Vodafone Idea’s shares plunged as much as 25% after the ruling before closing down 13.2%.
“The window for Vodafone to raise funds, have better models and give paybacks commitment is small which is adding pressure on the stock,” said Abhimanyu Sofat, head of research at brokerage IIFL Securities.
Vodafone Idea has paid the government 78.54 billion rupees in telecoms dues, according to regulatory filings, but still owes roughly 500 billion to the government.
It reported its eighth straight quarterly loss in April-June with its gross debt, excluding lease liabilities, at 1.19 trillion rupees ($16.31 billion).
Cut throat competition from Reliance Industries’ (RELI.NS) telecoms venture Jio Infocomm – which launched with free voice and cut-price data in 2016 – hit Vodafone, which also lost subscribers, in an ensuing price war.
Vodafone’s customer base fell by 4.7 million to 309.9 million users in May, according to data from India’s telecoms regulator.
Separately, the company also owes hundreds of millions of dollars in payments for airwaves and interest on debt.
“They should have been given at least 15 years,” said a fund manager at a mutual fund which invests in Vodafone and Bharti Airtel said.
Vodafone Idea did not immediately respond to a request for comment.
Bharti Airtel previously said it has paid all its dues which it estimates at 180 billion rupees, but government calculations suggest it still needs to pay another 259.76 billion rupees.
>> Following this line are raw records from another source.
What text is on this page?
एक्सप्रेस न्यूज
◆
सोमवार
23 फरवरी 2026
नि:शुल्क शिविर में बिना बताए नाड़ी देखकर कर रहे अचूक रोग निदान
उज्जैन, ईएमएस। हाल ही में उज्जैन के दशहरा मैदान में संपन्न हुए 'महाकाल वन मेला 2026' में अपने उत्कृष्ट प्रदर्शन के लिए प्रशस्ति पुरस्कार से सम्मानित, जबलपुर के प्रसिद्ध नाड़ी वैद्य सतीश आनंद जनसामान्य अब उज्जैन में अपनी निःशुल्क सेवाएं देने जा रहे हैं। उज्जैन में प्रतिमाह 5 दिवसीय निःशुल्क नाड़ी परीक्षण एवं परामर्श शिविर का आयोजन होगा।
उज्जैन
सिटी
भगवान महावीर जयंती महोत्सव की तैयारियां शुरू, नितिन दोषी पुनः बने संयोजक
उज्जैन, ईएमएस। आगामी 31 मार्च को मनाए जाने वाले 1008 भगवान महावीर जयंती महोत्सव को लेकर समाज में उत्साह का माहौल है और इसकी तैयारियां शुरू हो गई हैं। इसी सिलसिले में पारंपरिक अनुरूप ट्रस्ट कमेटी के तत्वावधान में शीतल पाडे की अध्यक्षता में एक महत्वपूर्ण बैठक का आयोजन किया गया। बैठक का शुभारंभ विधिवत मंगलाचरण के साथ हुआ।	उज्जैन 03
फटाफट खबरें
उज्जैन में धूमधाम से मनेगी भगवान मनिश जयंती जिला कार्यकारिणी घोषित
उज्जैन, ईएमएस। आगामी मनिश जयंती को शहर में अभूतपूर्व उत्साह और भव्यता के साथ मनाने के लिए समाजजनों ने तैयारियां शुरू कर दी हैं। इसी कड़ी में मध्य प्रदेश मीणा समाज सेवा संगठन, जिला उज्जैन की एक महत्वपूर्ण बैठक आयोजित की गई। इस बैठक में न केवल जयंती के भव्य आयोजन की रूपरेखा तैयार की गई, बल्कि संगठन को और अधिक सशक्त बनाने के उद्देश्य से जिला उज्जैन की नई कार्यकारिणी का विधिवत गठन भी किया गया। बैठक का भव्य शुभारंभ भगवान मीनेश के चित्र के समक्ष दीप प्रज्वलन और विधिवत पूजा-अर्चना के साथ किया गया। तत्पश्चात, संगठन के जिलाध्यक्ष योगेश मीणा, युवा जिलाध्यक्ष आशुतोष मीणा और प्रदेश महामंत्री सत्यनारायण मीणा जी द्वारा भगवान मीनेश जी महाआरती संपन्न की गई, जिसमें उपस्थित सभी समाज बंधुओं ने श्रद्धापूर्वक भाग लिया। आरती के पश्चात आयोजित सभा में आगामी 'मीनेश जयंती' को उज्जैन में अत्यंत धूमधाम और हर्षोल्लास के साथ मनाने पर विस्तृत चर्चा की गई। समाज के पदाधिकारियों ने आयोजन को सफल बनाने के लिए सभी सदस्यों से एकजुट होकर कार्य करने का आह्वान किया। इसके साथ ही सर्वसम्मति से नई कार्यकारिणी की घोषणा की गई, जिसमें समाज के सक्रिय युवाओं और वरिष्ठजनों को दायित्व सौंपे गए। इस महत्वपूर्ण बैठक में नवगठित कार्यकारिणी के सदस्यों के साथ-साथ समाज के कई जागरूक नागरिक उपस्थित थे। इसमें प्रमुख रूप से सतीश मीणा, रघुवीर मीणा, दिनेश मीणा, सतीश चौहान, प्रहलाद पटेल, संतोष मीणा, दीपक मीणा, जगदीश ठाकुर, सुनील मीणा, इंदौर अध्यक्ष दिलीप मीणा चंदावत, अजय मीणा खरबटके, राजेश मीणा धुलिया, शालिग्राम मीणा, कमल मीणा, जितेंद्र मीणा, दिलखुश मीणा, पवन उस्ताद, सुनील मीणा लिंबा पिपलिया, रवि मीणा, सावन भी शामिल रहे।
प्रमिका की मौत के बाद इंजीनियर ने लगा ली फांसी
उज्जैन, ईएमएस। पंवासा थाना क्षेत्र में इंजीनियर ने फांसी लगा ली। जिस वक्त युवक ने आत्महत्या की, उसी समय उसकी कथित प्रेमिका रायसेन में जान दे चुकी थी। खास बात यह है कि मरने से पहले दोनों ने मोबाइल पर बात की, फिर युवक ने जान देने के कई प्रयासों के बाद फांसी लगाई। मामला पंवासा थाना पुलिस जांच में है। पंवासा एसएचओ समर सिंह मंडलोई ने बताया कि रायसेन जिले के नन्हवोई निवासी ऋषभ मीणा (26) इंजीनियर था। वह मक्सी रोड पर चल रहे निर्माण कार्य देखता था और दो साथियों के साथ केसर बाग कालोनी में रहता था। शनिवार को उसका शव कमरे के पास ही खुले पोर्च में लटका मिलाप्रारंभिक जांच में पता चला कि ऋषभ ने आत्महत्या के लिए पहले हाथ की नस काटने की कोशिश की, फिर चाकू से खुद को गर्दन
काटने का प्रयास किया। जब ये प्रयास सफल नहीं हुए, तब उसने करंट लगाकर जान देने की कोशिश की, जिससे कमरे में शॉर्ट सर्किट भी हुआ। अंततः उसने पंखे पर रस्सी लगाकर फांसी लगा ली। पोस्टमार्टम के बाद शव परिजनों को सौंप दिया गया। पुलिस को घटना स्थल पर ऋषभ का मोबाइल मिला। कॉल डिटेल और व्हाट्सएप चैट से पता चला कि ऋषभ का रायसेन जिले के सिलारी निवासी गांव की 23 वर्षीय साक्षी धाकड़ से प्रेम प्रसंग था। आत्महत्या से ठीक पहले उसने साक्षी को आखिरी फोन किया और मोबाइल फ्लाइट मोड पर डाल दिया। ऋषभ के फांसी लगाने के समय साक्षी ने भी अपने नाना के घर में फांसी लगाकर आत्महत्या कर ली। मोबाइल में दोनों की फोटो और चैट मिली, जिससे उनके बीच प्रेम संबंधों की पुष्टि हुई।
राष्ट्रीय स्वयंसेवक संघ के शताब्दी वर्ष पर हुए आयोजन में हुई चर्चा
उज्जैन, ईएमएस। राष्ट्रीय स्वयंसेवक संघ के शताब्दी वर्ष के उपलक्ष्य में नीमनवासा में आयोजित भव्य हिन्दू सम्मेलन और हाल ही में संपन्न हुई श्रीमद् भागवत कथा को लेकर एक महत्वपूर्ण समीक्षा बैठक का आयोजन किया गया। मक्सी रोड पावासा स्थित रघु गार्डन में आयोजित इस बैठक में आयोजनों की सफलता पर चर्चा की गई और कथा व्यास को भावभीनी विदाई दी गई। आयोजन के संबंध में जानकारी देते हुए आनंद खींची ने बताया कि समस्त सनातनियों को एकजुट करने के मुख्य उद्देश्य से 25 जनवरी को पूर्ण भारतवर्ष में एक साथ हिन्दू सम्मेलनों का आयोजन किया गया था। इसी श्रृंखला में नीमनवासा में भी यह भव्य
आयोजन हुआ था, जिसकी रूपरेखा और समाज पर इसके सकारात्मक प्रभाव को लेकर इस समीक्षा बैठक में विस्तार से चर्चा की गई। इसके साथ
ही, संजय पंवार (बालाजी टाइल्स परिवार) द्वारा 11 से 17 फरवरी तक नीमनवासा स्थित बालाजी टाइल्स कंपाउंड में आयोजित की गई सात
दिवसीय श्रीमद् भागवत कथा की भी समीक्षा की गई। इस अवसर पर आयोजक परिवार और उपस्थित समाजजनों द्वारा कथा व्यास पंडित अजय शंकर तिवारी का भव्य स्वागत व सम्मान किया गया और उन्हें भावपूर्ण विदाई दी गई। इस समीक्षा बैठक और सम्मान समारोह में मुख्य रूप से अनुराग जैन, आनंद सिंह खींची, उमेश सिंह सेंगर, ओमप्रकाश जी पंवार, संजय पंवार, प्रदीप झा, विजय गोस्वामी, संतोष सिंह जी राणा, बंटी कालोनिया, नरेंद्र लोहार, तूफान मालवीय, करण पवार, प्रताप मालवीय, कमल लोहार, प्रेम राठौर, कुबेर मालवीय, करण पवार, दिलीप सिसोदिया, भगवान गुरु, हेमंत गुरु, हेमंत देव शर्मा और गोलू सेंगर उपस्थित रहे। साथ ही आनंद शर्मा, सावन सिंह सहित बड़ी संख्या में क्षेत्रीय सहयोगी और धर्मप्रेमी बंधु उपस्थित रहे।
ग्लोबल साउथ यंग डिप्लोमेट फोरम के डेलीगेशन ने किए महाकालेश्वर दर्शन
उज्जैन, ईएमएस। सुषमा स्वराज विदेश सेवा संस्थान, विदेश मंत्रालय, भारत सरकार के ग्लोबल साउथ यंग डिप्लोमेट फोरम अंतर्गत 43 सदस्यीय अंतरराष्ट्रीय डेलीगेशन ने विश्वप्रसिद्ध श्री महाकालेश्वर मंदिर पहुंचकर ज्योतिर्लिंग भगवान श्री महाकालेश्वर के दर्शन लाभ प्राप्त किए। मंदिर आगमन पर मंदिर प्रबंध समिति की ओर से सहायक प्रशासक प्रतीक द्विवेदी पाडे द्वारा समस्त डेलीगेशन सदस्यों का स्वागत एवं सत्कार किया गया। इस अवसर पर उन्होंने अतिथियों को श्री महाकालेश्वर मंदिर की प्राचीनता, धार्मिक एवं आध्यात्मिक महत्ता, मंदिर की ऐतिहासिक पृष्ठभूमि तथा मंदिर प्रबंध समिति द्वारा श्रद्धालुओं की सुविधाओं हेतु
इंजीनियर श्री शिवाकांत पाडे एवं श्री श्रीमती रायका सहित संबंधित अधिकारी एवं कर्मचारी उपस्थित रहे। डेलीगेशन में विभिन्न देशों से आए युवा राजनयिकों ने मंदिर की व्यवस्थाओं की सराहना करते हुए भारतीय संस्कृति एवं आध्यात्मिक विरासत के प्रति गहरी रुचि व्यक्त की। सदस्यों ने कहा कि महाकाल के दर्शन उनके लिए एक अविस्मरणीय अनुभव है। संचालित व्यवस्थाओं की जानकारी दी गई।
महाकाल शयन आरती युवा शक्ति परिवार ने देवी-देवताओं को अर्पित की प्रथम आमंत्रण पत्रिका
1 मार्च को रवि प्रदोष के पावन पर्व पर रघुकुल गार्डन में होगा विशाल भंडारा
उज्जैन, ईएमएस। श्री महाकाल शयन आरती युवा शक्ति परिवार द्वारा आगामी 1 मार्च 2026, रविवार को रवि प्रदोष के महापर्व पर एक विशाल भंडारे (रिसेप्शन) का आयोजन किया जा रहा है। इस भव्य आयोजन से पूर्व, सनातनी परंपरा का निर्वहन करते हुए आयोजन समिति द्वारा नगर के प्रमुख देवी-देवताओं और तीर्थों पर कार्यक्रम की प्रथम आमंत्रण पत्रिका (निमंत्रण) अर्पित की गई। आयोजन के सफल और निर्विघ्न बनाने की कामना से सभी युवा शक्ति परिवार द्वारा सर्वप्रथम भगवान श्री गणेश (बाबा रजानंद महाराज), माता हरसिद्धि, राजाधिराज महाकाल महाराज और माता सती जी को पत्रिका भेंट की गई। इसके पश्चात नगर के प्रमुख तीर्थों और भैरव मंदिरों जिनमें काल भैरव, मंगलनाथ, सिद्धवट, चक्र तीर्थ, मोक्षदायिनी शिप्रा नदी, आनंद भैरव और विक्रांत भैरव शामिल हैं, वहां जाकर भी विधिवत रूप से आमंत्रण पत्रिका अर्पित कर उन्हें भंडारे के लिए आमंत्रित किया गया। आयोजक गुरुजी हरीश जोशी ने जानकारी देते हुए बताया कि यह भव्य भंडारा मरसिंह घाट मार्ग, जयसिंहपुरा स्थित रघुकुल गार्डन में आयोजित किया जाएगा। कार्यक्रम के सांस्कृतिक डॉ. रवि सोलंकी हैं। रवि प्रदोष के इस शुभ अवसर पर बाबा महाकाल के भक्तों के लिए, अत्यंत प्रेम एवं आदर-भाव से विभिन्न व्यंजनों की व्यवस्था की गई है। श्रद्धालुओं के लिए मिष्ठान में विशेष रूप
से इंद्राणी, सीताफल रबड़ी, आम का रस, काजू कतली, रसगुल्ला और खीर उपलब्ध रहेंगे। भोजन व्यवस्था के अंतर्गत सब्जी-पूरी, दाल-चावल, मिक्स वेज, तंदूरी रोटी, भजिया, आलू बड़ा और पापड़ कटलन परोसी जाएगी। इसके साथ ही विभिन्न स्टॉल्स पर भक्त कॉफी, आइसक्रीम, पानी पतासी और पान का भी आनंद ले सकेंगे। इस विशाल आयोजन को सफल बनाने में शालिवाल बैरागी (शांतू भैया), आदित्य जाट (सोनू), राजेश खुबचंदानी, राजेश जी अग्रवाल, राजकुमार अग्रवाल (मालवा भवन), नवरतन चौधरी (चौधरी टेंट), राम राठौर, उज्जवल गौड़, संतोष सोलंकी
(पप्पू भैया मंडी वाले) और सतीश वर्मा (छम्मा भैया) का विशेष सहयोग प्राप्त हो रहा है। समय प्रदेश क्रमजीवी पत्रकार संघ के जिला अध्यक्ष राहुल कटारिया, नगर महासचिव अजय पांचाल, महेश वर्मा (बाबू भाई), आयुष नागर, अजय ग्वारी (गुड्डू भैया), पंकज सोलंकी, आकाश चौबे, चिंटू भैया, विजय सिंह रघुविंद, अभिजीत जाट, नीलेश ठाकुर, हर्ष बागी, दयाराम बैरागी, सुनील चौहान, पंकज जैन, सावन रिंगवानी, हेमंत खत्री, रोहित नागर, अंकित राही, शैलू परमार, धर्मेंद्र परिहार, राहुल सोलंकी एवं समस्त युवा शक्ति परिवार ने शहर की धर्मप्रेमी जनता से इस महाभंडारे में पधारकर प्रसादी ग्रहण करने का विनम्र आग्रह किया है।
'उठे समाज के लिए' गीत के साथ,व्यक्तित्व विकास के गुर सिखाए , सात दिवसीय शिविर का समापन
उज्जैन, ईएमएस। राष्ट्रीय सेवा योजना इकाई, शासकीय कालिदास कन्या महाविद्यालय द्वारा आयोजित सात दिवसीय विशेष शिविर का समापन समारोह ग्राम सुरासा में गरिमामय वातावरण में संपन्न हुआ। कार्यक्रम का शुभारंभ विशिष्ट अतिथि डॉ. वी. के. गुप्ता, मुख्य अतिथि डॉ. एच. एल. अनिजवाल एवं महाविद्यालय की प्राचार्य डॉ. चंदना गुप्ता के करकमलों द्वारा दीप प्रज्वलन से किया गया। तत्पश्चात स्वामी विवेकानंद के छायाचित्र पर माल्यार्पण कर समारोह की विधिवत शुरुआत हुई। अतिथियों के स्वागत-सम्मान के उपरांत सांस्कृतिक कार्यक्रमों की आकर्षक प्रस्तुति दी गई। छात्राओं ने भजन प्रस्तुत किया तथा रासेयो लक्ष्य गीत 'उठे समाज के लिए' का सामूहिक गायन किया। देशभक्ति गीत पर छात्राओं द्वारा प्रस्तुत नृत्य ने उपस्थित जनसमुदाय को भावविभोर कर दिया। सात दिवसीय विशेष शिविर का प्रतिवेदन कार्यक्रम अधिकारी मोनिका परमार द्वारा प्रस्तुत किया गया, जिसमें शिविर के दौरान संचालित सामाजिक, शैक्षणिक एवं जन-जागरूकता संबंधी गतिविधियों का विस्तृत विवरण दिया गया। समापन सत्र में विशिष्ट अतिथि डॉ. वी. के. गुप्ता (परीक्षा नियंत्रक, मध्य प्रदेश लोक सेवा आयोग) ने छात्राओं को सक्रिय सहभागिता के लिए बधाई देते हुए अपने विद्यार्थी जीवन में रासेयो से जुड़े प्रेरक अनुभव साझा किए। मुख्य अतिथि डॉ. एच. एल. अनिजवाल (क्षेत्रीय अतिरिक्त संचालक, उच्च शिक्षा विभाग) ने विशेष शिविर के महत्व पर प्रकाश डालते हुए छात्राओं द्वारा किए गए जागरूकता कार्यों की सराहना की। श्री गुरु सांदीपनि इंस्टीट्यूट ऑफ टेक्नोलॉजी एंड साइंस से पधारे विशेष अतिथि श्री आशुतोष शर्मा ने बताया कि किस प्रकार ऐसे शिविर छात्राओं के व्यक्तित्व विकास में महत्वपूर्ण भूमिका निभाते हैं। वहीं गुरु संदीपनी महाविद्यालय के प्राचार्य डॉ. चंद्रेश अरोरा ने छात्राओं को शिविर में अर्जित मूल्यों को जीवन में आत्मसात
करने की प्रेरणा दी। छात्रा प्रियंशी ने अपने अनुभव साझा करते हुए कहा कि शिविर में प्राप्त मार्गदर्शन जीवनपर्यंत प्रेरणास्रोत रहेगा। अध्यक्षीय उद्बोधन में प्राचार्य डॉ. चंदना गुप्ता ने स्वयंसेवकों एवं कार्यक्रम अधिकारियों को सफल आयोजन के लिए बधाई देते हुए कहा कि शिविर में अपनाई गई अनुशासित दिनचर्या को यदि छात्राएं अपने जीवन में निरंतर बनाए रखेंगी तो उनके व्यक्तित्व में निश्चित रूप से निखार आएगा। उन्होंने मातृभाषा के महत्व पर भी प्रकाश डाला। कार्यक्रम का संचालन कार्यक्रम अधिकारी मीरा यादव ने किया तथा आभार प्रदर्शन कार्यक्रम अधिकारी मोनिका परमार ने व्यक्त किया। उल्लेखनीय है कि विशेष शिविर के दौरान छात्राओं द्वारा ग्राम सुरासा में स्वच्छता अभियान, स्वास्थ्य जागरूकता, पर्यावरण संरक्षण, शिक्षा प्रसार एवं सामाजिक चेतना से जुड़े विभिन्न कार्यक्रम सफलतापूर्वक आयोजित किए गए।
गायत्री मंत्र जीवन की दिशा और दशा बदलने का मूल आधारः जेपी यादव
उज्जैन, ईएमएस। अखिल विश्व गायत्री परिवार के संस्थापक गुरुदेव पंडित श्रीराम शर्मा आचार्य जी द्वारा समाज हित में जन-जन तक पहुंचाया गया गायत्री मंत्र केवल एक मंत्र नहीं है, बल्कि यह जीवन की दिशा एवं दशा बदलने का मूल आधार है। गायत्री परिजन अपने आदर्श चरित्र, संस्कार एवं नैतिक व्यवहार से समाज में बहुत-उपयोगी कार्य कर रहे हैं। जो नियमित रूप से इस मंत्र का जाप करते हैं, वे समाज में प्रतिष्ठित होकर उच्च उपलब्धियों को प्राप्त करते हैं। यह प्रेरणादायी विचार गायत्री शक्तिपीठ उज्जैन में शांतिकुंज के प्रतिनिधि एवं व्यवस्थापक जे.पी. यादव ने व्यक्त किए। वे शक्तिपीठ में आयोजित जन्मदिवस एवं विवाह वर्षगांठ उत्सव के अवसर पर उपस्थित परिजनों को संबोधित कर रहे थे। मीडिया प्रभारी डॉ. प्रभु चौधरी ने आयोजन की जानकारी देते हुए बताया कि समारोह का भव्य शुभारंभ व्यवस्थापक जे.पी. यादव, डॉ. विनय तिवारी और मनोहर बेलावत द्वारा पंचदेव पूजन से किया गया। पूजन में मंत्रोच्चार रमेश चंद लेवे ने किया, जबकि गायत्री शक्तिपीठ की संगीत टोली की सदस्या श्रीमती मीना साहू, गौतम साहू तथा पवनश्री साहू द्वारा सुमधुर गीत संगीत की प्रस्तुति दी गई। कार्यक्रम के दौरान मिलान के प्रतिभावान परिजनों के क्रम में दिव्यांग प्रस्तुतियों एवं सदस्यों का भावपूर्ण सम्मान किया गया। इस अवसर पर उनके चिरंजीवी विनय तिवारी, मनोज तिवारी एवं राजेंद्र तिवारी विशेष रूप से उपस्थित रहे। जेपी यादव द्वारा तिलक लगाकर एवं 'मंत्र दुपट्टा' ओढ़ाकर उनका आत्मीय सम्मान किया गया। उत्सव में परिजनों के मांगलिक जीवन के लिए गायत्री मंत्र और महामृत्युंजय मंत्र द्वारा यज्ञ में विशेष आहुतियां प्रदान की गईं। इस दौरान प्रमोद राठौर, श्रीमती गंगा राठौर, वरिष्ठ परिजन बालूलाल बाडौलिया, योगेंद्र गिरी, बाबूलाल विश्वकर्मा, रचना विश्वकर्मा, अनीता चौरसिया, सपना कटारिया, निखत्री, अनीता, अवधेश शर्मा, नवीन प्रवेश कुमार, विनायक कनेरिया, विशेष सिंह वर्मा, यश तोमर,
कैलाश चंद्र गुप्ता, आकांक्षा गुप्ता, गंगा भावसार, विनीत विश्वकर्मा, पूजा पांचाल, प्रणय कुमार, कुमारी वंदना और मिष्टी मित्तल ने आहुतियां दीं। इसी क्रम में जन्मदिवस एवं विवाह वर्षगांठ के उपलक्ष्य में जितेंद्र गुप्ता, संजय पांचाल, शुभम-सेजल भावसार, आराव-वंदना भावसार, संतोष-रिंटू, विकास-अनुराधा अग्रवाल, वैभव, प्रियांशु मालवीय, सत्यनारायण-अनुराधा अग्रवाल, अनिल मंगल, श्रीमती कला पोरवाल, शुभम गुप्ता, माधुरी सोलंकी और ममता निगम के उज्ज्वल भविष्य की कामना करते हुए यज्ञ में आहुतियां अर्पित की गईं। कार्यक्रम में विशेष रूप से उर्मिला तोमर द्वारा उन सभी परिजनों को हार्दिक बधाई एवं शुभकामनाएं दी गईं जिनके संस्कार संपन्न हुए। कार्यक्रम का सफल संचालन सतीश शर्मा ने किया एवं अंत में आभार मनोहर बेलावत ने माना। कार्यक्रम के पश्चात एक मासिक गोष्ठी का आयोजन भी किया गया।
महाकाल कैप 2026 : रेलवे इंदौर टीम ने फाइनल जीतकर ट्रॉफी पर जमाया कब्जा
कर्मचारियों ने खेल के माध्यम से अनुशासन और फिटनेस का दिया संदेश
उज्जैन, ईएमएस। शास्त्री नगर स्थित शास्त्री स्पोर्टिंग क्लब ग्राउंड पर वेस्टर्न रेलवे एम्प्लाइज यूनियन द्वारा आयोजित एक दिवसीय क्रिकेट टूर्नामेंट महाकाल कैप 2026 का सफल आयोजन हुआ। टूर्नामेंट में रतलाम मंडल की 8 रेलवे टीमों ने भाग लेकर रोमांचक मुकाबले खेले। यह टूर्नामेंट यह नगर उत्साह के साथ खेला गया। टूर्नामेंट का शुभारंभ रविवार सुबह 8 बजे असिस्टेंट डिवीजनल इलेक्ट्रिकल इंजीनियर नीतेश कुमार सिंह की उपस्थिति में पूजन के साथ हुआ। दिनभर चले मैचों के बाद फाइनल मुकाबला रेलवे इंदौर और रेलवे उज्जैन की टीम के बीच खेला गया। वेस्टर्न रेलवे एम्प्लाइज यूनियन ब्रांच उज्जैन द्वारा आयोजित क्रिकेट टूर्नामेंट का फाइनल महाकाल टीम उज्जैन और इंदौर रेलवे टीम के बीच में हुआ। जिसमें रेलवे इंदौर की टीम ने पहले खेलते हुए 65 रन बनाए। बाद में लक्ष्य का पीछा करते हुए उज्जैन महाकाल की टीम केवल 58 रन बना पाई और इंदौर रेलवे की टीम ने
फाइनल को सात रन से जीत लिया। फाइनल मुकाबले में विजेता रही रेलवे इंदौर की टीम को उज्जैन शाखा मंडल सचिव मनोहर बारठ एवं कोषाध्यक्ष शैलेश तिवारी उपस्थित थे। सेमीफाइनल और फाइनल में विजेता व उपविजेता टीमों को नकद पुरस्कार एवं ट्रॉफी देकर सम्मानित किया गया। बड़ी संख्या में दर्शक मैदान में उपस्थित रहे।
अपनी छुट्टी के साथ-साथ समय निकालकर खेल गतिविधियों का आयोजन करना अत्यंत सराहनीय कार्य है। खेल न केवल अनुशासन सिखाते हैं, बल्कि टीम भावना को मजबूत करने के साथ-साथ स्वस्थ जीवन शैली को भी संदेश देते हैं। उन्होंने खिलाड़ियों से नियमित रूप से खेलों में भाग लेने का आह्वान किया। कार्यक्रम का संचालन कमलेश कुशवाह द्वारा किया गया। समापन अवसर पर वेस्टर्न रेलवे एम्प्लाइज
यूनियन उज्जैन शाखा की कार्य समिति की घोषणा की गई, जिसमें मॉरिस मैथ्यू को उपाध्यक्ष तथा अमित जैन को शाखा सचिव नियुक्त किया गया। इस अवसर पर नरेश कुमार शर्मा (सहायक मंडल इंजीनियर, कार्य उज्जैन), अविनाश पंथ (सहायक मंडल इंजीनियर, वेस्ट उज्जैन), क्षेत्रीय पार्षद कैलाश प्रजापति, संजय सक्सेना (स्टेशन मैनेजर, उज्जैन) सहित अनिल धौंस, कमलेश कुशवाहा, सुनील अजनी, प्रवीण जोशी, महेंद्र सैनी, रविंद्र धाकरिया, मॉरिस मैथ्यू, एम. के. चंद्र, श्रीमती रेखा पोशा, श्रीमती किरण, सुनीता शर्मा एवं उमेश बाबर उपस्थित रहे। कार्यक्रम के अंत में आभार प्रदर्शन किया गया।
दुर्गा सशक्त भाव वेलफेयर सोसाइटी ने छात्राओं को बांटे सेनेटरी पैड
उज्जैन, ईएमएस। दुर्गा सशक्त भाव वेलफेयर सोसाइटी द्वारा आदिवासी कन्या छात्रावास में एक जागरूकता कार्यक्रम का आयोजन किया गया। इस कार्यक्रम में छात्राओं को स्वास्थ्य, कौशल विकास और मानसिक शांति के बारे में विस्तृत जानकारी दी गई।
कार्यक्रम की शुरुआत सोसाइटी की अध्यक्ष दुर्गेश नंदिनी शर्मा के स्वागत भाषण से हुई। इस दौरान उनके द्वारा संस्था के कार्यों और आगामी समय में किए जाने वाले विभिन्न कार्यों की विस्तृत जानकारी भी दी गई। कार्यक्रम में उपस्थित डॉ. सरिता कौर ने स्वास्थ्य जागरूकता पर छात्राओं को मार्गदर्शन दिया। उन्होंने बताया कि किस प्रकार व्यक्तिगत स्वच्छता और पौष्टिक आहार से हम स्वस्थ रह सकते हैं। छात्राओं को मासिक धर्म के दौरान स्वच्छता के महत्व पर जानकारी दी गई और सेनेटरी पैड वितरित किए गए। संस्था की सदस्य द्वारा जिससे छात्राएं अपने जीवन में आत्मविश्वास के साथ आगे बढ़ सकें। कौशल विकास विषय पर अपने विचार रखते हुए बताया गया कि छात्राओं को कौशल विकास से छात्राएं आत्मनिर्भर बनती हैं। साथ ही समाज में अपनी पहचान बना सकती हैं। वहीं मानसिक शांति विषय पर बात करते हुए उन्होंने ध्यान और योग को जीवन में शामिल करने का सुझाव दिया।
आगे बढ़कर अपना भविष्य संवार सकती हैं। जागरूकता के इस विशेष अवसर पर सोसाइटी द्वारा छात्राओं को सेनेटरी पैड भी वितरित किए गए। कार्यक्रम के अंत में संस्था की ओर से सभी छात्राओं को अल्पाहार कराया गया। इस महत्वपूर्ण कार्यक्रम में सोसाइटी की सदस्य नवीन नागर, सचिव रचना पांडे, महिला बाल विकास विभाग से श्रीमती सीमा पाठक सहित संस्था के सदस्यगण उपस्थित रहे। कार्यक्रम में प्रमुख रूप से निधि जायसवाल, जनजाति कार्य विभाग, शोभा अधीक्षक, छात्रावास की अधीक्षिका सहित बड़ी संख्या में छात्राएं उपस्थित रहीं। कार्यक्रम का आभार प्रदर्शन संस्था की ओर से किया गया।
Its shares closed 6.5% higher.
“For Bharti Airtel, the (view) that Vodafone Idea is being marginalized is beneficial for them,” said Vivekanand Subbaraman of research firm Ambit Capital.
India’s newest carrier Jio, controlled by India’s richest man Mukesh Ambani, has already cleared its smaller backlog of charges.
India’s telecom providers have to pay the DoT nearly 3-5% of their adjusted gross revenue (AGR) in usage charges for airwaves and 8% of AGR as licence fees. They have long disputed the definition of AGR but last year the Supreme Court upheld the DoT’s view that the AGR should include all revenue.